Guitarist Billy Howerdel had gotten our hopes up that A Perfect Circle could release new material in the near future. However, Howerdel revealed recently that though the recently reunited supergroup will be debuting a new song this Summer on the road, a new full length record is less likely to happen. When explaining why to The Pulse Of Radio, Howerdel said the following:
“I still like records. I have great memories of having anticipation of hearing a whole album and ingesting it slowly and drinking it all in. To me, I have desires of making a record, but it just doesn’t seem like people are interested. It just seems that everyone likes to digest things much quicker and have less patience.”
Howerdel’s reasoning got us thinking, so with this week’s Headbangers’ Brawl, Bram and Zach discuss whether the average music consumer still cares about the full length album and whether it’ll soon become a dying medium.

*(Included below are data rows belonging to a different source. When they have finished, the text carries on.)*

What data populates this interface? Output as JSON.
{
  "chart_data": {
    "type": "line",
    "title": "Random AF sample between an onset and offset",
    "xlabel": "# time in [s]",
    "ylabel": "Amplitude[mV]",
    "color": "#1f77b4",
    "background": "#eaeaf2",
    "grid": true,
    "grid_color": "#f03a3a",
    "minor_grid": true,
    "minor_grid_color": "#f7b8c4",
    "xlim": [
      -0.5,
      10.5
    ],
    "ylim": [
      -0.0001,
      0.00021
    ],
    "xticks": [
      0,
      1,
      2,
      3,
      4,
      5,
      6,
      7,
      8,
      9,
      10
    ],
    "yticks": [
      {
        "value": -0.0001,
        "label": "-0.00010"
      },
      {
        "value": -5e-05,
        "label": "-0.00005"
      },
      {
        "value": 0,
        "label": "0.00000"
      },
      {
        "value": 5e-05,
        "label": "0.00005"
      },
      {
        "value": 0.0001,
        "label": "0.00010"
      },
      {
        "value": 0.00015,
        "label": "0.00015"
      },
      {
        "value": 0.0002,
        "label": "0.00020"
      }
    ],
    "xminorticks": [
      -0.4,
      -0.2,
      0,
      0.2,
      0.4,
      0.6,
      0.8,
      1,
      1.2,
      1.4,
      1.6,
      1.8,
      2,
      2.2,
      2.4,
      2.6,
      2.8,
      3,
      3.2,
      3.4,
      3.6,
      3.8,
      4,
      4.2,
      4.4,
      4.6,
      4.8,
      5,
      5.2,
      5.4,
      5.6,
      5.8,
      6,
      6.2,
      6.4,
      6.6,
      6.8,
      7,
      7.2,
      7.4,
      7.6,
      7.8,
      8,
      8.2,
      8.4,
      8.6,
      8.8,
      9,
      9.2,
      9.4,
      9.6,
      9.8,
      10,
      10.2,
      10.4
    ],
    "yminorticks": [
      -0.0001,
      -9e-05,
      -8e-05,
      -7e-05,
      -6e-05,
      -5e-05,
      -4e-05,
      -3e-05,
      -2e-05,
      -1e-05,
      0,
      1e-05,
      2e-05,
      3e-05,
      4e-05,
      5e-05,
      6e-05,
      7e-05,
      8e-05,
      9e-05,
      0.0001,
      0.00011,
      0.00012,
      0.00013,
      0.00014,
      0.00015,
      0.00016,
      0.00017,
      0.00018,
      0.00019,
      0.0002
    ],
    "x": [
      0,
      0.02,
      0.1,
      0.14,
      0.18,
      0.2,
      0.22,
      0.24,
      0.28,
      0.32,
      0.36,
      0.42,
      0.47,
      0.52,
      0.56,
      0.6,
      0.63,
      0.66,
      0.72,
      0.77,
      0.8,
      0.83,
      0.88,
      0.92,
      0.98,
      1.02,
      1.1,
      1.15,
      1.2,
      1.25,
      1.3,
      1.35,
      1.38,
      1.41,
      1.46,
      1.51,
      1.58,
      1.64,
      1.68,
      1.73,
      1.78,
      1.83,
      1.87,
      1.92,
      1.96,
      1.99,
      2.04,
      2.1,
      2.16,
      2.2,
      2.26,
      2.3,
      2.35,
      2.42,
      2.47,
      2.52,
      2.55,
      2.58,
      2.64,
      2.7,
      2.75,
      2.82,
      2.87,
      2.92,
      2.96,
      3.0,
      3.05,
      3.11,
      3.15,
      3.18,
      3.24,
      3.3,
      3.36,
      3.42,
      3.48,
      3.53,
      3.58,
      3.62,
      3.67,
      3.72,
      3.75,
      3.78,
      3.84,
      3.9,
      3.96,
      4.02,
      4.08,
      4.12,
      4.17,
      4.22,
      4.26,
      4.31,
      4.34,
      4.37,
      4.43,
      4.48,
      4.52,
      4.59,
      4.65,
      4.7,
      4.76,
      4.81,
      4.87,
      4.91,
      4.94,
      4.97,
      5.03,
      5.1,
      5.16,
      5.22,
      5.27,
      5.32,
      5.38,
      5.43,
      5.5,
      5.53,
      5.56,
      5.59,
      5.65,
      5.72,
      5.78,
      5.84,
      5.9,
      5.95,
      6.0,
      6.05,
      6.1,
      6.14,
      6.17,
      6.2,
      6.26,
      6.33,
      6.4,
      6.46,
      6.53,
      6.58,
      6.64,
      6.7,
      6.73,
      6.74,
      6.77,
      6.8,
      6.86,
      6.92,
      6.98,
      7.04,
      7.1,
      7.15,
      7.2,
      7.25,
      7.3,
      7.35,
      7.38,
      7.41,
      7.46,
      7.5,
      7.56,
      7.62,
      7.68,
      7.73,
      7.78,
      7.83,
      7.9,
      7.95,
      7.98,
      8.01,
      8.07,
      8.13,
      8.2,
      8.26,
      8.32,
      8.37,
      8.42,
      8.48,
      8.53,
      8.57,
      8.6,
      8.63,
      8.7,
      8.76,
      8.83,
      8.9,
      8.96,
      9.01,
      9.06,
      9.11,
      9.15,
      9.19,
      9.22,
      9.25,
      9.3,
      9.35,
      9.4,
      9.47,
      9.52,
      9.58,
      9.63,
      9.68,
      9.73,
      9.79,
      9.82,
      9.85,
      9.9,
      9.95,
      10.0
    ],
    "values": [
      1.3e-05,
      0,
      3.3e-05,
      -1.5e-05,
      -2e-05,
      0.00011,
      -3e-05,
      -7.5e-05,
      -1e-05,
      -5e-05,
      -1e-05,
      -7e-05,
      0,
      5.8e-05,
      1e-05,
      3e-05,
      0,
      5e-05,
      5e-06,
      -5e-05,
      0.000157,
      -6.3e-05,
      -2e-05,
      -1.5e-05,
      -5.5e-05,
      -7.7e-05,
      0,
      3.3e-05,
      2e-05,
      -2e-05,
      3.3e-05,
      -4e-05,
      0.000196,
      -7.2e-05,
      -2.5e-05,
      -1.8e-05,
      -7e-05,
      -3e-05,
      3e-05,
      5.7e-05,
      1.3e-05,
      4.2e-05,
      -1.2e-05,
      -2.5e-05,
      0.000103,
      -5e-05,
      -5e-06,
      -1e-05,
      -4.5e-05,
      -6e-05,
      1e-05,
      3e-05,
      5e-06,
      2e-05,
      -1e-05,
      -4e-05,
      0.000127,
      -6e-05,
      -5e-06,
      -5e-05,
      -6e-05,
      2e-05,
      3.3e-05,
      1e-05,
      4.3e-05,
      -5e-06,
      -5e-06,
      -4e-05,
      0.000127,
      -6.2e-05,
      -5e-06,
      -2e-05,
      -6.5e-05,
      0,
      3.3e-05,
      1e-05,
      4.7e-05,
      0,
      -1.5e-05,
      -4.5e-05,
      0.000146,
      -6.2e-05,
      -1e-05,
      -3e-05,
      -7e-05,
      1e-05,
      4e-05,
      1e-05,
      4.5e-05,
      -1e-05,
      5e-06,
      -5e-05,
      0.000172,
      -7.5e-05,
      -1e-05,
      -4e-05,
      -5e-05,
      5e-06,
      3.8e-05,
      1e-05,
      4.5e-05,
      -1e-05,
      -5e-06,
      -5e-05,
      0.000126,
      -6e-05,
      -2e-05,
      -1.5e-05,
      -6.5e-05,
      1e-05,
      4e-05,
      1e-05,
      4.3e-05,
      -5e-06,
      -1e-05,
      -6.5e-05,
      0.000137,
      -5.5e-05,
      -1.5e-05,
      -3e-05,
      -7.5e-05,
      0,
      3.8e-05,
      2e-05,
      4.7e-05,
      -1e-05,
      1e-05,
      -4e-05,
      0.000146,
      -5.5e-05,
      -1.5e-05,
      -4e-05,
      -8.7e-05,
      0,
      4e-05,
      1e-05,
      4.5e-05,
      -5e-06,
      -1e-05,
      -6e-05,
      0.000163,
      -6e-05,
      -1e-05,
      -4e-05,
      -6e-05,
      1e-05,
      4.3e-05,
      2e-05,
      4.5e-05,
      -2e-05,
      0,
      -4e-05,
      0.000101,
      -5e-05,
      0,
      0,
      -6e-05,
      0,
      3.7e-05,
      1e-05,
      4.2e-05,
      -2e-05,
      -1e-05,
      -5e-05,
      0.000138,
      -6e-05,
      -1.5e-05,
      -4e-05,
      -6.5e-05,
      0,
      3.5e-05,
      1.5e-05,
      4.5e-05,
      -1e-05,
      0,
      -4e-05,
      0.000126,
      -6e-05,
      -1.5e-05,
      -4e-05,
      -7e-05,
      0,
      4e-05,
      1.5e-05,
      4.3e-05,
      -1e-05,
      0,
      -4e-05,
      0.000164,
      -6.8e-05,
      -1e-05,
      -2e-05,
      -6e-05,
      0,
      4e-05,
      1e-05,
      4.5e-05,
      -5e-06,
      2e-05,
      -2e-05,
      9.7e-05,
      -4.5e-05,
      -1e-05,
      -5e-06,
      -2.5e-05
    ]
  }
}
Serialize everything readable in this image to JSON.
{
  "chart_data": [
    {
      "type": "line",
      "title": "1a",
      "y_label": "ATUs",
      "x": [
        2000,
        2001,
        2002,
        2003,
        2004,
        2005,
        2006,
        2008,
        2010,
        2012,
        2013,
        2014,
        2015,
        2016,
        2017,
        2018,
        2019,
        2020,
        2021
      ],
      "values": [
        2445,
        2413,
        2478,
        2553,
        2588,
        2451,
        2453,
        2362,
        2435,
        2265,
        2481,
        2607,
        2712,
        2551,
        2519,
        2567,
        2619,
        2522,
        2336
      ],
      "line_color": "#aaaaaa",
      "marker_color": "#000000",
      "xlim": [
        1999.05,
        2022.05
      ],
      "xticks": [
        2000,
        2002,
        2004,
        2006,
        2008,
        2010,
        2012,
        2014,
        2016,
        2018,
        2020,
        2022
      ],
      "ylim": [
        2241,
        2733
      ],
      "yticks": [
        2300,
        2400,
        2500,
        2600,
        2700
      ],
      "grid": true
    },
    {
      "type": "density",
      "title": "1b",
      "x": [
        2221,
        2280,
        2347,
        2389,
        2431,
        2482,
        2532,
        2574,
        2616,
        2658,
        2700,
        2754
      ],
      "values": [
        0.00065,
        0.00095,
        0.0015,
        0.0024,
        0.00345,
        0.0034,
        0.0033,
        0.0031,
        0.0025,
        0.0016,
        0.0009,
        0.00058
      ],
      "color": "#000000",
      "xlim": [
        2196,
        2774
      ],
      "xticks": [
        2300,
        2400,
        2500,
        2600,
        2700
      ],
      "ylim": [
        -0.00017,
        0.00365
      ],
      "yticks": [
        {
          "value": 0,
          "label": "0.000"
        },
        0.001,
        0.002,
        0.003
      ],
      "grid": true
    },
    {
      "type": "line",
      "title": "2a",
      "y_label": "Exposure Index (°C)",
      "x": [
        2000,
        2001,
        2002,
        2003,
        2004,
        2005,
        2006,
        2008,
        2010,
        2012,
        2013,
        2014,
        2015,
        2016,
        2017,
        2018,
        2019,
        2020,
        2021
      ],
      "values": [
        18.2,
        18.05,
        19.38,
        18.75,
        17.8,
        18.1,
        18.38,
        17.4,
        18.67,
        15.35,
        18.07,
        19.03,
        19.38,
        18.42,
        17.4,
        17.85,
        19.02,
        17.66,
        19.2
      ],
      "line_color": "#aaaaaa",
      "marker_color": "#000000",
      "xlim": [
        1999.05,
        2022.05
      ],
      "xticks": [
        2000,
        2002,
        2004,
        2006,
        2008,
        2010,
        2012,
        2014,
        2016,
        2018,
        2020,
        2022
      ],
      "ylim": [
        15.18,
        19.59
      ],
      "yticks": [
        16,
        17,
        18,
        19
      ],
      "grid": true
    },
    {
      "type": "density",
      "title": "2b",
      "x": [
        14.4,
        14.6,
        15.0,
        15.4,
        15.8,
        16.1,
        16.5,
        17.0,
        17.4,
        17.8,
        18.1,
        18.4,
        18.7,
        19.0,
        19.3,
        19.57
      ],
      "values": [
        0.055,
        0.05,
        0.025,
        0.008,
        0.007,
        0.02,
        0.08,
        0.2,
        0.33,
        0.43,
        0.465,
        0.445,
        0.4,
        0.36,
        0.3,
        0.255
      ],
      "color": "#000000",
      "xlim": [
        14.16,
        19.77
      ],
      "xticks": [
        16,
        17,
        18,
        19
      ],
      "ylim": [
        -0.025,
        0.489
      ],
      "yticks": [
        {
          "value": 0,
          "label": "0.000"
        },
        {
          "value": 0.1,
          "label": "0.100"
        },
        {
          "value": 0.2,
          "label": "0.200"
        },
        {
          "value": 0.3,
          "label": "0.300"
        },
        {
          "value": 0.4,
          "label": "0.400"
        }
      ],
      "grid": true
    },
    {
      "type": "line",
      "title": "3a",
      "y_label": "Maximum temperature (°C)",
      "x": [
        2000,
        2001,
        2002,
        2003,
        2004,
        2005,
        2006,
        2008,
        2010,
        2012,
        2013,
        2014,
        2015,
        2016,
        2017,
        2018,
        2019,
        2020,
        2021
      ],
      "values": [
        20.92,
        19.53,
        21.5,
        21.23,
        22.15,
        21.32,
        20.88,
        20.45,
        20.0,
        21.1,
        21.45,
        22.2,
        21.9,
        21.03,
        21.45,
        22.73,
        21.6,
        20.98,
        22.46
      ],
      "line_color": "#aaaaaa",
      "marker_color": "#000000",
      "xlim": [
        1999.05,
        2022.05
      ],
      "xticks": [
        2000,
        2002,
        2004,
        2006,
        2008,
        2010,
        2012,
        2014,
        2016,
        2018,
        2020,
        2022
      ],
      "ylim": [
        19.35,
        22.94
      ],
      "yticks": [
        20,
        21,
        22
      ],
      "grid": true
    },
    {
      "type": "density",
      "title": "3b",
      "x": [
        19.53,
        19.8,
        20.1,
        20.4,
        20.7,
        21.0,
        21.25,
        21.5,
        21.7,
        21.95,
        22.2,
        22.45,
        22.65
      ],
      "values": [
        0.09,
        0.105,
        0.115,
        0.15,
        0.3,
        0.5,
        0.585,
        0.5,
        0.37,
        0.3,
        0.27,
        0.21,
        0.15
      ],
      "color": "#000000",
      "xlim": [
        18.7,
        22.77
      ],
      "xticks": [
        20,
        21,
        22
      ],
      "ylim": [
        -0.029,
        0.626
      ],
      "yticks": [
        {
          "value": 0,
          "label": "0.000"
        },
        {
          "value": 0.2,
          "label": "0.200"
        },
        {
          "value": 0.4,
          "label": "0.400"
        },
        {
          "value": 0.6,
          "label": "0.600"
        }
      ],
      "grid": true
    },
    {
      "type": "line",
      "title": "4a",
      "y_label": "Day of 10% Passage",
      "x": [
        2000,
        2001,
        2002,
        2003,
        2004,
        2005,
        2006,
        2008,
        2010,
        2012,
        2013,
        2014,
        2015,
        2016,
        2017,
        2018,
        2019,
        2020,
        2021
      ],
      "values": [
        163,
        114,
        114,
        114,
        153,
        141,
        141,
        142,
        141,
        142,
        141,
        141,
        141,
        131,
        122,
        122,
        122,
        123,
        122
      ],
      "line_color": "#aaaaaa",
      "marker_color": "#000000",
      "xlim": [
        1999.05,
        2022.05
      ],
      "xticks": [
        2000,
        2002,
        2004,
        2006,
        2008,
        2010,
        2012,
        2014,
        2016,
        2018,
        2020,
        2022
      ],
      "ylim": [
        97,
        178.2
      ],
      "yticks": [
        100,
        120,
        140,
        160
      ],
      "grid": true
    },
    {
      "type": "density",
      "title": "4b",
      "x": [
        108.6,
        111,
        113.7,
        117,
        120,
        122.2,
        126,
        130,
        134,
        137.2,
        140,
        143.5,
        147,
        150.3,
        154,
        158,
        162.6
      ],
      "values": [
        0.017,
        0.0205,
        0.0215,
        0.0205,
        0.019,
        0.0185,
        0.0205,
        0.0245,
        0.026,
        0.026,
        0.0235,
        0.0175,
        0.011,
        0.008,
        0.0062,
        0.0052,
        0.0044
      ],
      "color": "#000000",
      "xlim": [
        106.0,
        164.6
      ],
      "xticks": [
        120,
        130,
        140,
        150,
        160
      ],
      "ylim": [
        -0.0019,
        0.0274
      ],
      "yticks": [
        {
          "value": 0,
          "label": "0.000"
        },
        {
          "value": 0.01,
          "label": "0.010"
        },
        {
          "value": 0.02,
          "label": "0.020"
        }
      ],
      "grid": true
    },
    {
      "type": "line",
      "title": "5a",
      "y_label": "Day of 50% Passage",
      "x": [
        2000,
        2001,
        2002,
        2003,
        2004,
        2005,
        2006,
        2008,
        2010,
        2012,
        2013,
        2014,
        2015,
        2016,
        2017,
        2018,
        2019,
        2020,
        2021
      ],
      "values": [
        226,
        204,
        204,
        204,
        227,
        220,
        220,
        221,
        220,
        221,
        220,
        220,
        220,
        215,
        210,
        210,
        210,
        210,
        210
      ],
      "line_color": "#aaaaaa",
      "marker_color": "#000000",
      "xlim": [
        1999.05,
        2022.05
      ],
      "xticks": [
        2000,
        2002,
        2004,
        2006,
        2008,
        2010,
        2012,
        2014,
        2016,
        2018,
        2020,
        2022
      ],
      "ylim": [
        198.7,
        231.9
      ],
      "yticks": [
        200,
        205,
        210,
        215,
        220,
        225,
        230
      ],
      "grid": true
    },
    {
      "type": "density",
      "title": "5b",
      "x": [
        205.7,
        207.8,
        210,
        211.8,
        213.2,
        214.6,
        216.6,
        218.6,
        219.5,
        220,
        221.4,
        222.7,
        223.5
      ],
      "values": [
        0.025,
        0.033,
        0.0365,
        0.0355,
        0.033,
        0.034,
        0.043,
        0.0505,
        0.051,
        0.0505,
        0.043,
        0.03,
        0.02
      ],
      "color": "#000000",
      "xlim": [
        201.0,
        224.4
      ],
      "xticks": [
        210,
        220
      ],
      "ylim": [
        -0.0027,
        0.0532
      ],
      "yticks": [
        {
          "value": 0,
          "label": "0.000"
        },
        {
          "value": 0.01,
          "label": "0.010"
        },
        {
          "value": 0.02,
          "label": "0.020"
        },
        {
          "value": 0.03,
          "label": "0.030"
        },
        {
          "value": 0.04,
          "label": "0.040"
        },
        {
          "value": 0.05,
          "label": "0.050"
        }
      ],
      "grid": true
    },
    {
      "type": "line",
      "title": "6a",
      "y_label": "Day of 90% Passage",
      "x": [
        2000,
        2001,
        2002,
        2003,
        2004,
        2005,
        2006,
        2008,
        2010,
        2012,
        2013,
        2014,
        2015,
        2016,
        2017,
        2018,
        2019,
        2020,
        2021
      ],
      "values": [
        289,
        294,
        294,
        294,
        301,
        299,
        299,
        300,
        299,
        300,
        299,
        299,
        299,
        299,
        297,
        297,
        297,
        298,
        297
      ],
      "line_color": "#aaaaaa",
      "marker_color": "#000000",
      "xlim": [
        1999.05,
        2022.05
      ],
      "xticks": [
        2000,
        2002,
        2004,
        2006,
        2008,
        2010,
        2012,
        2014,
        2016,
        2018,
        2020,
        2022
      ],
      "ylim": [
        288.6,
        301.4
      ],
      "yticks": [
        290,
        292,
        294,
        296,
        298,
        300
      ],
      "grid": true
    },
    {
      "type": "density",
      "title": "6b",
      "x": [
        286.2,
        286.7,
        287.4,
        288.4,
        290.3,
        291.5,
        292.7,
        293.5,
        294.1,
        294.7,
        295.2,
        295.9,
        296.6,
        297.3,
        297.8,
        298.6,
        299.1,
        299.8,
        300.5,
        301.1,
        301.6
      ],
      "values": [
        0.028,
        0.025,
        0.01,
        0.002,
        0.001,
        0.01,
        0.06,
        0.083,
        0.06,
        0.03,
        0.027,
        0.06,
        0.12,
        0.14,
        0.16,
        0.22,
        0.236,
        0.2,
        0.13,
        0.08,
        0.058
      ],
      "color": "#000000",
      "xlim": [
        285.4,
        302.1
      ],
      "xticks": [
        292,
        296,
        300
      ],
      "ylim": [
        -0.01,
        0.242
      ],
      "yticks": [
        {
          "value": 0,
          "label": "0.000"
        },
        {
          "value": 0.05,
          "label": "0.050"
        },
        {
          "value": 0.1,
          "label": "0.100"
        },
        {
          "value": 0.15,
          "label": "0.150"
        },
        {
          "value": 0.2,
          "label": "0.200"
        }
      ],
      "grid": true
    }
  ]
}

Zach: I still love albums. I still remember as a kid listening to Metallica’s Kill ‘Em All from start to finish constantly. A full album can separate good artists from crappy ones who lucked out with one single. That’s why it truly kills me to say that I agree with Howerdel. People’s interest in the full album is slowly dying. Need proof of this? Check out Metal By Numbers from the past few weeks. It’s considered an accomplishment nowadays when a band is able to sell half of what they sold two years ago, which would’ve been considered a flop not too long ago.
Maybe it isn’t fair to say that people don’t care about albums exactly. People, especially metal fans, will always look forward to hearing a full album at least once. However, I’d argue that people as consumers are losing interest in PAYING for full albums.
Bram: I think that iTunes really opened up the singles-based way of commerce. Of course the actual single has been around forever, but once individual tracks were made available for purchase, it changed everything. Suddenly people could pick and choose what songs they wanted instead of being stuck with a whole album. It’s an ADD world we live in where media is consumed faster than ever. Growing up, other than an album, you’d see a band’s videos on MTV (maybe), and the only other glimpse you’d get would be in magazines and in concert. Now you can (illegally) download a band’s entire catalogue or (legally) listen to whatever you want on YouTube.
I think Billy’s talking more about the general public than he is about metal fans. We’re purists. We want a full album, and for the most part, we want a physical version of it. It comes down to quality control though. Like that other band that APC’s singer is in, for example. They put out one album every five years, if that. If a band would work on their songs and create what they feel is a perfect album, I’m fine with it. More and more, a lot of albums have a few good songs , but more filler. If bands took the best five songs and left it at that, then that’s fine in my book.